Die gesamten Schäden beliefen sich danach auf 2,048 Milliarden Euro.

 

  • 969 Millionen Euro verloren die Schienenlogistiker wie Eisenbahnunternehmen, Container-Terminalbetreiber und Logistik-Dienstleister.
  • 771 Millionen Euro verloren die produzierenden Unternehmen und
  • 308 Millionen Euro betrugen die Schäden bei der Infrastruktur der Eisenbahn und in deren Logistikketten eingebundener anderer Verkehrsträger.

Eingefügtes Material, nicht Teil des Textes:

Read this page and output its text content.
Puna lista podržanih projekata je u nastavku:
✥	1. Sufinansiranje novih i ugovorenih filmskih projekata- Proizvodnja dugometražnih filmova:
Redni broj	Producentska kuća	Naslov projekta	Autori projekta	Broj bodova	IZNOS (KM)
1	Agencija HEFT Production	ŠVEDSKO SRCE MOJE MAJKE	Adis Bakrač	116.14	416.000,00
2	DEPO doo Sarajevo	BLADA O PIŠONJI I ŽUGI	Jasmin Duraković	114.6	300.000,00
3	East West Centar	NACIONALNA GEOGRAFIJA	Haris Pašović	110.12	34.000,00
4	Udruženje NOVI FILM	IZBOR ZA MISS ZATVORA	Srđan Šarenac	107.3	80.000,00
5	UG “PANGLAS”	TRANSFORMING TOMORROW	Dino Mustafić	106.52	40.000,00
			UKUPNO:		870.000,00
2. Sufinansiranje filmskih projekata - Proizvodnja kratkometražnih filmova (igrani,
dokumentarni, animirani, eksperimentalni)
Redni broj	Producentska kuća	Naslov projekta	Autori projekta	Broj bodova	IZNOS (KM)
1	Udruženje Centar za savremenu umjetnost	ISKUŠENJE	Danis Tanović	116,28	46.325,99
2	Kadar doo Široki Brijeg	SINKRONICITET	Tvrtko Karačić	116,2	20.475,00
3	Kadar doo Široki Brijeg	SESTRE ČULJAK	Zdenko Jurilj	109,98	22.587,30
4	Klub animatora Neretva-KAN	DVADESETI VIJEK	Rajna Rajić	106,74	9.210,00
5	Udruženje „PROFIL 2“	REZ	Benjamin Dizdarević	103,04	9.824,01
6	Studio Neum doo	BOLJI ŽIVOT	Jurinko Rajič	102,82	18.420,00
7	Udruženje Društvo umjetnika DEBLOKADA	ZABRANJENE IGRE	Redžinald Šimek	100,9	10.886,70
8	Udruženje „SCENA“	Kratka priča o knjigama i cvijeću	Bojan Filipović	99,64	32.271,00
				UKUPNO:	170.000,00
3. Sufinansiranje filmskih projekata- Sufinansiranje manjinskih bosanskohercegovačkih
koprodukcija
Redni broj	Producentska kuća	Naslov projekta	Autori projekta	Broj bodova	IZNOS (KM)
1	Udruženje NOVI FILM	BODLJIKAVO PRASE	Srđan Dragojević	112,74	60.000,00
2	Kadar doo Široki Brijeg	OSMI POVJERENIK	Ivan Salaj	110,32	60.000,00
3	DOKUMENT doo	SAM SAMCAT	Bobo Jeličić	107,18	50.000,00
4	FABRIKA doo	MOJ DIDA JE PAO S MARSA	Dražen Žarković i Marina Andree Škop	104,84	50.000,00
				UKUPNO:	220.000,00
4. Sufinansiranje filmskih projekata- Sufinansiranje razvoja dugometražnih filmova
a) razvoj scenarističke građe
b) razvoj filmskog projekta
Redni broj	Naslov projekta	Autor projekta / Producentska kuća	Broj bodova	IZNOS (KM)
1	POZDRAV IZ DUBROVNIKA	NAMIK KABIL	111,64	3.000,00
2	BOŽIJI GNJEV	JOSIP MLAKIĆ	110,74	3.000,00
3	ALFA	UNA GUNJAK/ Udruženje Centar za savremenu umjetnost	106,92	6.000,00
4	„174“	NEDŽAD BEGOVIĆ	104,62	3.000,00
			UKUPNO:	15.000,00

Die Lehren, die aus dem Rastatt-Unterbruch gezogen werden sollten, sind Thema in europäischen Arbeitsgruppen. Sie zielen auf ein grenzüberschreitendes Notfallmanagement-Handbuch für die Infrastruktur- wie auch für die Verkehrsunternehmen der Eisenbahn. Zusätzlich sollen einige Schlüsselfragen für den Betrieb der Eisenbahnen klargestellt werden. Es ist aus Sicht der Verbände besonders wichtig, den Schaden für die Volkswirtschaft zu verstehen, den der Rastatt-Unterbruch nach sich zog. Die heute veröffentlichte Studie schließt hier eine Lücke, in dem sie die Auswirkungen des Vorfalls monetarisiert und damit in eine „Business-Sprache“ übersetzt.

 

Ralf-Charley Schultze, Präsident der UIRR, unterstrich, dass das verloren gegangene Vertrauen der Marktteilnehmer in den Schienengüterverkehr und die Verkehre des kombinierten Transports Straße-Schiene nur durch adäquate, europaweite Notfallpläne wieder hergestellt werden könne. Diese müssten auch finanzielle Entschädigungen für die Marktteilnehmer beinhalten, die von den durch den Vorfall hervorgerufenen Zusatzkosten besonders betroffen seien. Schienengüterverkehrslogistiker seien nicht so gut kapitalisiert, um solche Zusatzkosten über längere Zeit selbst tragen zu können.

 

Carole Coune, Geschäftsführende Generalsekretärin der ERFA wies darauf hin, dass europäische Güterverkehrsunternehmen durch diesen Vorfall sowohl operativ wie finanziell stark belastet wurden und nicht in der Lage seien, derartige Verluste zu tragen. Die ERFA mahnt deshalb die schnelle Klärung und Auszahlung von Schadensersatzansprüchen an. Danach sollte sich das Augenmerk darauf richten, dass künftige Vorfälle dieser Art nicht dieselben Folgen nach sich ziehen und die Wettbewerbsfähigkeit nicht zugunsten der Straße verschieben. Die Entwicklung von Notfallplänen und ein besseres Manage-ment der Eisenbahn-Infrastruktur, vor allem dort, wo grenzüberschreitender Verkehr betroffen ist, müssten die positive Folge dieses gravierenden Vorfalls sein. Das sei für die ERFA die oberste Priorität.

 

Peter Westenberger, Geschäftsführer des NEE, warnte davor, “Rastatt” zu schnell zu den Akten zu legen. Der Entwurf eines Handbuchs sei bislang eine Liste richtiger, aber unvollständiger Vorschläge. Es sei noch nicht klar, ob die nationalen Infrastrukturbetreiber diese in die Praxis umsetzen werden oder nicht. Wichtige Forderungen der Schienenlogistiker seien gar nicht aufgenommen worden, insbeson-dere die Koordination von Eisenbahnbaustellen über Grenzen hinweg, die Erstattung von Zusatzkos-ten, die durch Umleitung entstehen und die Entwicklung bzw. Erweiterung von parallel verlaufenden Strecken, damit der Eisenbahnverkehr im Falle eines Unfalls oder einer Baustelle fortgesetzt werden kann. Jeder einzelne Tag Stillstand nach dem Rastatt-Unterbruch habe in ganz Europa Schäden von etwa 40 Millionen Euro verursacht. Es müsse deshalb klar sein, dass sich so etwas wie der Rastatt-Unterbruch nie wiederholen dürfe.